Page:Le dictionnaire de l'Academie françoise, 1835, T1, A-H.djvu/15

La bibliothèque libre.
Le texte de cette page a été corrigé et est conforme au fac-similé.
PRÉFACE. ix


À ces causes particulières se joindraient les causes générales, qui, chez toutes les nations, ont amené une sensible différence entre la changeante rapidité des époques de formation et de débrouillement, et la durée de l'époque dernière, où une langue, qui semble fixée, se développe encore, sans s'altérer, et acquiert, sans rien perdre.

La durée, la stabilité relative de cette dernière époque, indique assez que tout n'est pas accidentel et fortuit dans le langage, qu'il y a là, comme ailleurs, un point de vérité, auquel on se tient longtemps, quand on l'a trouvé. Le talent supérieur de l'écrivain ne peut, à lui seul, hâter cette époque, et devancer le progrès général. L'incomparable imagination de Montaigne n'a pas fait que les formes de sa langue fussent encore dans l'usage, cinquante ans après lui. La langue de Balzac et de Pellisson, inférieurs à Montaigne, mais venus à propos, est encore la nôtre. Saisir et embrasser, parmi les âges successifs d'une langue, ce dernier âge de formation régulière et fixe, reproduire fidèlement ce dernier cadre, dont les divisions et l'ordre ne changent plus, quoiqu'il s'y place encore des termes nouveaux, c'est donc un travail utile et vrai, qui n'a rien d'arbitraire, bien qu'il reconnaisse la souveraineté de l'usage : car l'usage même, comme le hasard, obéit à une loi cachée. Ou, pour mieux dire, il n'y a pas plus de caprice dans l'esprit humain qu'il n'y a de hasard dans la nature. L'une et l'autre expression est également le nom vague d'une cause que nous n'avons pas su découvrir.

Or, nul doute qu'il ne se rencontre une époque où l'usage, en fait de langue, exprime un état des esprits plus sain, plus vigoureux, plus élevé, ou plus délicat, plus subtil, plus ingénieusement corrompu.
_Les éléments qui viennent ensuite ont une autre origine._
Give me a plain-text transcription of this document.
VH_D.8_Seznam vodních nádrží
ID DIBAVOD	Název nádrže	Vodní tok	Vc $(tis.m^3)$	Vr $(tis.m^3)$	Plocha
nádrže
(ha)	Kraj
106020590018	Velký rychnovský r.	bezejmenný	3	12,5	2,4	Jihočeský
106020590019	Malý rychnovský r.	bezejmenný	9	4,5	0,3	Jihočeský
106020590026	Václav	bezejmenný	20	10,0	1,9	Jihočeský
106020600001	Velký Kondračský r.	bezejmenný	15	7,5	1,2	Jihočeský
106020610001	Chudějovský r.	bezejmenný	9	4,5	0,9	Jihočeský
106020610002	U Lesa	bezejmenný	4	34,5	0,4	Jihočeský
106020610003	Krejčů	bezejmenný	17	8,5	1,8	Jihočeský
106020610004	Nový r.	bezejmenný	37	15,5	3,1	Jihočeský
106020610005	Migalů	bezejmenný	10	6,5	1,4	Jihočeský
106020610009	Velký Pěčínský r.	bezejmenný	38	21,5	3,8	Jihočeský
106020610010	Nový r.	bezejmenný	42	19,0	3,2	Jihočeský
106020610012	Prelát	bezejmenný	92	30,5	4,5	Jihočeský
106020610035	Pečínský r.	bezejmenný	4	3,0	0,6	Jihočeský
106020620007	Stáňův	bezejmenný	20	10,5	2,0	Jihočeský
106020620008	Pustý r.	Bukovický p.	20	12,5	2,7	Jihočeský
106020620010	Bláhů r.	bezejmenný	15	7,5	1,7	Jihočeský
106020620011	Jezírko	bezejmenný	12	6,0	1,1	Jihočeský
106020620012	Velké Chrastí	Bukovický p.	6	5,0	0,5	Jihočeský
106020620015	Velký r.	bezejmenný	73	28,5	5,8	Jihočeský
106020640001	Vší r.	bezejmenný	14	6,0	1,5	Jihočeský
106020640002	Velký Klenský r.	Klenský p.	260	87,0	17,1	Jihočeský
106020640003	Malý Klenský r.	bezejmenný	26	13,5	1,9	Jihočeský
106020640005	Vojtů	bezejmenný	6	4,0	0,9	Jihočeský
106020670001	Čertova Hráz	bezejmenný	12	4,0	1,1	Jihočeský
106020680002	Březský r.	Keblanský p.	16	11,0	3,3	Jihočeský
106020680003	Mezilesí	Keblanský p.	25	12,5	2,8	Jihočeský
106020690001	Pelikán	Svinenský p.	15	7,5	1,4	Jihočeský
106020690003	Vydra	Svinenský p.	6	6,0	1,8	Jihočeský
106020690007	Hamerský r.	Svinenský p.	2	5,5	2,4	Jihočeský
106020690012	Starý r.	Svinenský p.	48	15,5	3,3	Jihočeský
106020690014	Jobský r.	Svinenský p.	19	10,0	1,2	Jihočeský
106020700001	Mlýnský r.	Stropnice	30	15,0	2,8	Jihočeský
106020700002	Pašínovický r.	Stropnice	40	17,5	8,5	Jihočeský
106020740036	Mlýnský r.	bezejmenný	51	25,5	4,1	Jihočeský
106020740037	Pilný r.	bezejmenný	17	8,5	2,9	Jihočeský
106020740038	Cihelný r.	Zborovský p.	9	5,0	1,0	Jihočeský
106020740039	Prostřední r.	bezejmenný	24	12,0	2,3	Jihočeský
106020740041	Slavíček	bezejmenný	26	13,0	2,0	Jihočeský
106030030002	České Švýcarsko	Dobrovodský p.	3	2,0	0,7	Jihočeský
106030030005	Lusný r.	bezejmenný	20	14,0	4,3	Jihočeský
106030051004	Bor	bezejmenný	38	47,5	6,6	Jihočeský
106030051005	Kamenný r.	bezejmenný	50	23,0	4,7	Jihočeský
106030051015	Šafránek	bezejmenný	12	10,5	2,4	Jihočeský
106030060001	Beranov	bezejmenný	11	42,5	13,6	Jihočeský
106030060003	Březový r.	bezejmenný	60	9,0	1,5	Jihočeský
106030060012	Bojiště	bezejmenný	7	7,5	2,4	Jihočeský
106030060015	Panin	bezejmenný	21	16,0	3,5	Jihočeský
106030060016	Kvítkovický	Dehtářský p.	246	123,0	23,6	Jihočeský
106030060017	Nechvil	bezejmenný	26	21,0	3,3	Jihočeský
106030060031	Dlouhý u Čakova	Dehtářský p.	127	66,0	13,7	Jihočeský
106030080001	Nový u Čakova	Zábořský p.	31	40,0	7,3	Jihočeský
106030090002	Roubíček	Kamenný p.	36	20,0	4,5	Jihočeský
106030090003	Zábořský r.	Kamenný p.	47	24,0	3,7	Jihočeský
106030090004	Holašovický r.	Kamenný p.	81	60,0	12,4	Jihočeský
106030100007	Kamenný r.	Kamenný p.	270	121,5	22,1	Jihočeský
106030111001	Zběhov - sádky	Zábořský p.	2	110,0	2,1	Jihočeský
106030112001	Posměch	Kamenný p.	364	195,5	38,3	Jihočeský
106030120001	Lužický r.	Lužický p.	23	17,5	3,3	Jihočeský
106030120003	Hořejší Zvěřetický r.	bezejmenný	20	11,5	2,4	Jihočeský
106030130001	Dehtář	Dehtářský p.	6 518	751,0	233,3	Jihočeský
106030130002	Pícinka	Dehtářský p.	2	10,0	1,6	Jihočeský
C'est entre ces deux points que se trouvera la belle époque d'une langue ; et si les écrivains de génie ont abondé dans le même temps, s'ils ont agité toutes les questions religieuses et civiles dont l'intelligence humaine s'occupe, sous peine de dégénérer, cette époque ne cessera pas d'agir sur les époques suivantes. Sa langue, lors même qu'elle ne sera plus complétement usuelle, demeurera classique, et on ne pourra, sans emprunter quelque chose à cette langue, se rendre familiers les sujets qu'elle a traités, et qui sont incorporés à ses expressions. Qu'elle soit ensuite calquée par des imitateurs sans génie, ou forcée, exagérée par des novateurs sans goût, elle n'en reste pas moins un type de perfection relative. Ce sera le grec d'Athènes, depuis Eschyle jusqu'à Ménandre, le latin de Rome, depuis Térence, César, Cicéron, jusqu'à Tacite, et notre français, depuis Descartes et Corneille.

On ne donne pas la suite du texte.